Setelah menjalani profesi sebagai penggembala kambing, Rasulullah SAW mulai mengenal dunia perdagangan melalui pamannya, Abu Thalib. Pada usia 12 tahun, beliau memulai perjalanan kariernya di dunia bisnis dengan bergabung dalam kafilah dagang yang melakukan perjalanan ke berbagai wilayah, terutama ke negeri Syam (Suriah). Ini menjadi babak baru dalam kehidupan Rasulullah SAW, di mana beliau mulai mempelajari seluk-beluk perdagangan yang kelak menjadi profesi utamanya.

Kondisi geografis tanah Arab yang gersang dan tandus membuat perdagangan menjadi tulang punggung perekonomian masyarakat saat itu. Hal ini tercermin dalam Al-Qur'an Surah Al-Quraisy ayat 1-2 yang menyebutkan tentang kebiasaan orang-orang Quraisy melakukan perjalanan dagang pada musim dingin dan musim panas.

 

لِاِيْلٰفِ قُرَيْشٍۙ اٖلٰفِهِمْ رِحْلَةَ الشِّتَاۤءِ وَالصَّيْفِۚ

Artinya: “Karena kebiasaan orang-orang Quraisy, (yaitu) kebiasaan mereka bepergian pada musim dingin dan musim panas.” (QS Al-Quraisy [106]: 1-2).

 

Para ulama menafsirkan bahwa perjalanan di musim dingin biasanya menuju ke Yaman, sementara di musim panas menuju ke Syam. Dalam konteks inilah Abu Thalib memperkenalkan Rasulullah SAW ke dunia perdagangan.

Perjalanan dagang pertama Rasulullah SAW bersama Abu Thalib menjadi momen yang sangat bersejarah. Dalam perjalanan ke Syam ini, terjadi peristiwa penting ketika rombongan mereka bertemu dengan seorang rahib Kristen bernama Bahira di kota Busra. Bahira, yang dikenal sebagai orang yang sangat alim, dapat melihat tanda-tanda kenabian pada diri Rasulullah SAW dan memberitahukan hal ini kepada Abu Thalib. Peristiwa ini menjadi salah satu tanda awal kenabiannya yang tercatat dalam sejarah.

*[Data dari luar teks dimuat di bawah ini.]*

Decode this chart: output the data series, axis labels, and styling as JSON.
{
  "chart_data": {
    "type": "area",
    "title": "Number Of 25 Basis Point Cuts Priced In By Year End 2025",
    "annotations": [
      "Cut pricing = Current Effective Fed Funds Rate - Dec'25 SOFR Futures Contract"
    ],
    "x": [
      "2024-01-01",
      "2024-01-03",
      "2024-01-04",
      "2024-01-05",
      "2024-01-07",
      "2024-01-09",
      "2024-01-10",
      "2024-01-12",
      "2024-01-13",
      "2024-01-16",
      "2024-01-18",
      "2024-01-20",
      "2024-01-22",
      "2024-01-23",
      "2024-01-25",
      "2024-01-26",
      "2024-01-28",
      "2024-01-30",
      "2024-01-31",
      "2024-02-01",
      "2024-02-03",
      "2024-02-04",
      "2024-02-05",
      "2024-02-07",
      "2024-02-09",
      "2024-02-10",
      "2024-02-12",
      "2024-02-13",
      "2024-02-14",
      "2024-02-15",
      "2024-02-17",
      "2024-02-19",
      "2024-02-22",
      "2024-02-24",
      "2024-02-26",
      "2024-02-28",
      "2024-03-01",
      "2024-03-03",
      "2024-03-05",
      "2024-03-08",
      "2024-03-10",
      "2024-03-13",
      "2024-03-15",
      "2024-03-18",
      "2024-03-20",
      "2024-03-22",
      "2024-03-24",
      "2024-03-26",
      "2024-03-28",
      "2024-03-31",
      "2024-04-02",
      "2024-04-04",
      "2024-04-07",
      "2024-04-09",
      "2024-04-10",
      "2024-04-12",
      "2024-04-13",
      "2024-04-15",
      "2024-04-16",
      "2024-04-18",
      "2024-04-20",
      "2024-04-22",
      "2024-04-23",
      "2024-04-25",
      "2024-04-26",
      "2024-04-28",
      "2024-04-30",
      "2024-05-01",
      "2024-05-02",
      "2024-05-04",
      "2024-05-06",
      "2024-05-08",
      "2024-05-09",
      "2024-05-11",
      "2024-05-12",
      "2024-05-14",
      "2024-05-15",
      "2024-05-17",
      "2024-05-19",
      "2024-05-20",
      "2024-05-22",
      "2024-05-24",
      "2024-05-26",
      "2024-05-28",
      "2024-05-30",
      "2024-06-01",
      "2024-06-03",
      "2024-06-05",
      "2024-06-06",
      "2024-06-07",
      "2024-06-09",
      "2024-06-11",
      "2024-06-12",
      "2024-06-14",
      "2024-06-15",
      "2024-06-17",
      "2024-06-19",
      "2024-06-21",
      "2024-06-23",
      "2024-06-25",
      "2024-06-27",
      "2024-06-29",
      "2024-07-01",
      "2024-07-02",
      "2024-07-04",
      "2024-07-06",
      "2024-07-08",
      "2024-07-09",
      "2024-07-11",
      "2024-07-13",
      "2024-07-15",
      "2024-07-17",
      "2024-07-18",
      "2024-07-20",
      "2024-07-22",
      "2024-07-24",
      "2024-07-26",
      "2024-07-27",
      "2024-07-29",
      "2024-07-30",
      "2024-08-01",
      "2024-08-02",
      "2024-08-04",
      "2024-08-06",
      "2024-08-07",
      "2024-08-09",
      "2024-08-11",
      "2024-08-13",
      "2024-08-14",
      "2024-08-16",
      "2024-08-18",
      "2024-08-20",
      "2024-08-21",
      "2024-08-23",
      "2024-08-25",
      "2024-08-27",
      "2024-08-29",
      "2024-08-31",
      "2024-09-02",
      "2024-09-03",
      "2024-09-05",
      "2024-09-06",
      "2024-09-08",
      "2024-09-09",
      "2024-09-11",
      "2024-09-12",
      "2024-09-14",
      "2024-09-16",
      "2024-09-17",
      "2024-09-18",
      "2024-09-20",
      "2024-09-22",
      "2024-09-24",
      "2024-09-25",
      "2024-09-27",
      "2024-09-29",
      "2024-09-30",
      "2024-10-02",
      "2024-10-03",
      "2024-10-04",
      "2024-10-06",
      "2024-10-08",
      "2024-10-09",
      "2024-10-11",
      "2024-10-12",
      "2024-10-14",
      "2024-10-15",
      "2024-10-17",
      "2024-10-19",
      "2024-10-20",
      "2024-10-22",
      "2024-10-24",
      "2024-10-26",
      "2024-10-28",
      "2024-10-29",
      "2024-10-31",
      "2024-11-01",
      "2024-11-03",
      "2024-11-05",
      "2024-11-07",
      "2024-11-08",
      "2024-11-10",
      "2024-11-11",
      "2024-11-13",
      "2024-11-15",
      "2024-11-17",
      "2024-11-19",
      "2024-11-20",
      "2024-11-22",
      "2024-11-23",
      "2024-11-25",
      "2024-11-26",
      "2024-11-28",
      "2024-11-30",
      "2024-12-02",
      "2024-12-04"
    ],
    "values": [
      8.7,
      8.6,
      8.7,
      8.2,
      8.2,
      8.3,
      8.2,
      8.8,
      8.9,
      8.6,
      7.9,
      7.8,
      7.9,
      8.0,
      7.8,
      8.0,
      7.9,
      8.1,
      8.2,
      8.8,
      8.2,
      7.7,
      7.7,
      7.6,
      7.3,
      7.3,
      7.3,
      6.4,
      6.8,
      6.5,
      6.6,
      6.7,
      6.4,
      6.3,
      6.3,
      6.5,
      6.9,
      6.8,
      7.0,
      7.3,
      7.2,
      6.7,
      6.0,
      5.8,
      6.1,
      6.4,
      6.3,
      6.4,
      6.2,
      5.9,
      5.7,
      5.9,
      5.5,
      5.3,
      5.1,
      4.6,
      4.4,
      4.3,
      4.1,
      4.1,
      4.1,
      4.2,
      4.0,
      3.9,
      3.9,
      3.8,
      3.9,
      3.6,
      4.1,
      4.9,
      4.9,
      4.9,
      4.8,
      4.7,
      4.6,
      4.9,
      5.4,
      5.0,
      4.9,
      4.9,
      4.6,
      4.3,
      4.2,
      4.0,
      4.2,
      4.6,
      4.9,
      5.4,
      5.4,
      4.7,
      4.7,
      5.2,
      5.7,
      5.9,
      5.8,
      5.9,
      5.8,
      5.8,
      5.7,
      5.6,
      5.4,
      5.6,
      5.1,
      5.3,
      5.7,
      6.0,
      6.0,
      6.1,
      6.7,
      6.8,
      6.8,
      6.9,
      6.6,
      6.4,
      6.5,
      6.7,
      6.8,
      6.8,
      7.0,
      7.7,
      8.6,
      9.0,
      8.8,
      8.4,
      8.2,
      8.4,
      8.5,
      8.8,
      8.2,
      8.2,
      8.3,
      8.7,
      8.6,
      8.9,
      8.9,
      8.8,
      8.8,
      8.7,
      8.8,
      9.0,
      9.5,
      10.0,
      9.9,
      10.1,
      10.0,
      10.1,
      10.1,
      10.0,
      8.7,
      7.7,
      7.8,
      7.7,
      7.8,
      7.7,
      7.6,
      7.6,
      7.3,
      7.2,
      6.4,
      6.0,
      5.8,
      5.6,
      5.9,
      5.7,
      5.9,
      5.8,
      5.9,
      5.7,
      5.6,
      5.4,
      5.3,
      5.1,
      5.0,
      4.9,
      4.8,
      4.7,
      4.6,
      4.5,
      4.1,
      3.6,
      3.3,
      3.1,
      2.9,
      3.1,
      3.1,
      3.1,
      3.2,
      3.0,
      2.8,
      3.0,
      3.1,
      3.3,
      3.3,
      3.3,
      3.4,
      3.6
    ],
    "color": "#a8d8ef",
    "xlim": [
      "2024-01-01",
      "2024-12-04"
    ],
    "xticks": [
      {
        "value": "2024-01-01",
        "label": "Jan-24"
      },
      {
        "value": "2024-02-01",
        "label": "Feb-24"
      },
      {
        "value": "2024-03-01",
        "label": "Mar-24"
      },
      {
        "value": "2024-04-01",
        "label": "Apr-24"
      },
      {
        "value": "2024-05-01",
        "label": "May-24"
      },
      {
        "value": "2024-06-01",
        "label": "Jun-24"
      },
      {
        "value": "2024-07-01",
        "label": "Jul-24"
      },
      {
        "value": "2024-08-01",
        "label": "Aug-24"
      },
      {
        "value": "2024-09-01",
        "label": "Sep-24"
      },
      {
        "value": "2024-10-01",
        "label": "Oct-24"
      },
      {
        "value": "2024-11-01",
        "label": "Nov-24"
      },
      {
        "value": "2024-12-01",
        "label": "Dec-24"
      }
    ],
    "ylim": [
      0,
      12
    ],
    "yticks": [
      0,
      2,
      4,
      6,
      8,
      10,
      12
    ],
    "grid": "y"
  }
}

Dalam perjalanan-perjalanan dagang ini, Rasulullah SAW belajar banyak hal yang sangat berharga. Beliau mempelajari sistem perdagangan internasional, berinteraksi dengan pedagang dari berbagai latar belakang budaya, dan memahami dinamika pasar yang berbeda-beda. Pengalaman ini juga mengasah kemampuan beliau dalam bernegosiasi, mengelola barang dagangan, dan membangun jaringan bisnis yang luas.

Yang lebih penting lagi, melalui aktivitas perdagangan ini, Rasulullah SAW mengembangkan karakter yang kelak menjadi fondasi kepemimpinannya. Beliau dikenal dengan kejujurannya yang mutlak dalam bertransaksi, tidak pernah menipu atau berbohong tentang kualitas barang, dan selalu menepati janji dalam setiap kesepakatan bisnis. Sifat-sifat mulia ini membuatnya mendapat julukan Al-Amin (yang dapat dipercaya) dari para pedagang dan pembeli.

Selama berdagang dengan Abu Thalib, Rasulullah SAW juga mempelajari etika bisnis yang menjadi panduan penting dalam perdagangan. Beliau belajar tentang pentingnya membangun kepercayaan dalam bisnis, menjaga kualitas barang dagangan, dan memelihara hubungan baik dengan para pelanggan. Prinsip-prinsip ini kemudian menjadi dasar sistem ekonomi Islam yang beliau ajarkan setelah menjadi rasul.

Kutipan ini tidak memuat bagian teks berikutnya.